Le Représentant
La question de gouvernance était latente depuis le départ. La mission avait été lancée dans un cadre conçu pour un équipage qui recevrait des orientations de la Terre — des mises à jour du protocole de mission, des décisions d'allocation des ressources, l'arbitrage des différends que l'équipage ne pouvait pas résoudre en interne. Quand la Terre se tut, le cadre avait un vide en son centre où l'autorité avait été.
L'équipage ne combla pas le vide immédiatement. Pendant la première année du silence, ils fonctionnèrent selon le cadre d'avant le silence par inertie, prenant de petites décisions localement et différant les plus grandes. Les grandes décisions s'accumulèrent.
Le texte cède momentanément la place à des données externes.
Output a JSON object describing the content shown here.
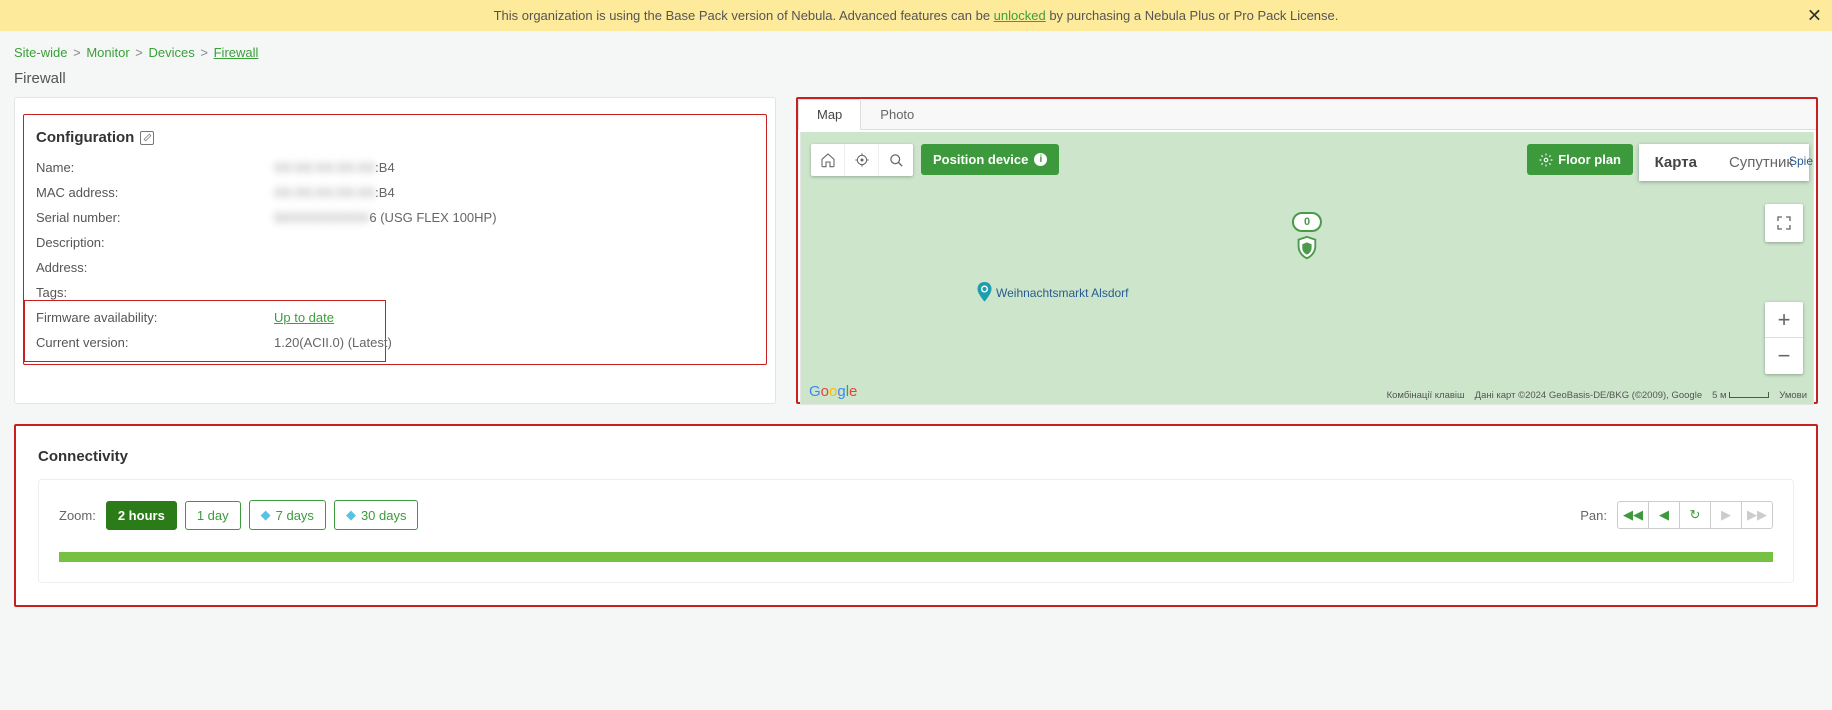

En deuxième année du silence, la liste des décisions différées était suffisamment longue pour que Fatou convoque une assemblée de l'équipage pour y remédier.
L'assemblée décida, après deux jours de discussion, que le dépôt fonctionnerait comme mémoire institutionnelle de la mission pour les décisions de gouvernance, de la même façon qu'il fonctionnait comme mémoire institutionnelle pour les décisions techniques. Une décision de gouvernance serait proposée comme document en langage naturel, discutée via des entrées de journal de travail attachées à ce document, et ratifiée par attestation — un nombre seuil de membres de l'équipage signant le document avec leurs clés d'auteur.
La première personne à proposer un document de gouvernance était un ingénieur de structure nommé Gabriel, qui représentait, informellement, une faction de l'équipage préoccupée par l'allocation des ressources pour le programme de recherche croissant par rapport à la charge de travail de maintenance. Sa proposition était soignée, spécifique, bien étayée par les documents de protocole de mission existants dans le dépôt. La discussion qu'elle généra produisit dix-huit entrées de journal de travail en cinq jours.
Le document ratifié fut enregistré dans le dépôt avec tous les hachages d'attestation. Il n'était pas contraignant au sens juridique où les documents côté Terre l'étaient. Il était contraignant de la façon dont tout dans le dépôt était contraignant : il existait, il était horodaté, il était signé, et pouvait être lu par n'importe qui. Les décisions futures le citèrent comme précédent, de la même façon que les combinateurs techniques citaient leurs combinateurs ancêtres. Le dépôt n'était pas une loi. Mais c'était un registre de ce que l'équipage avait convenu, dans l'ordre où il l'avait convenu, et cela s'avéra suffisant.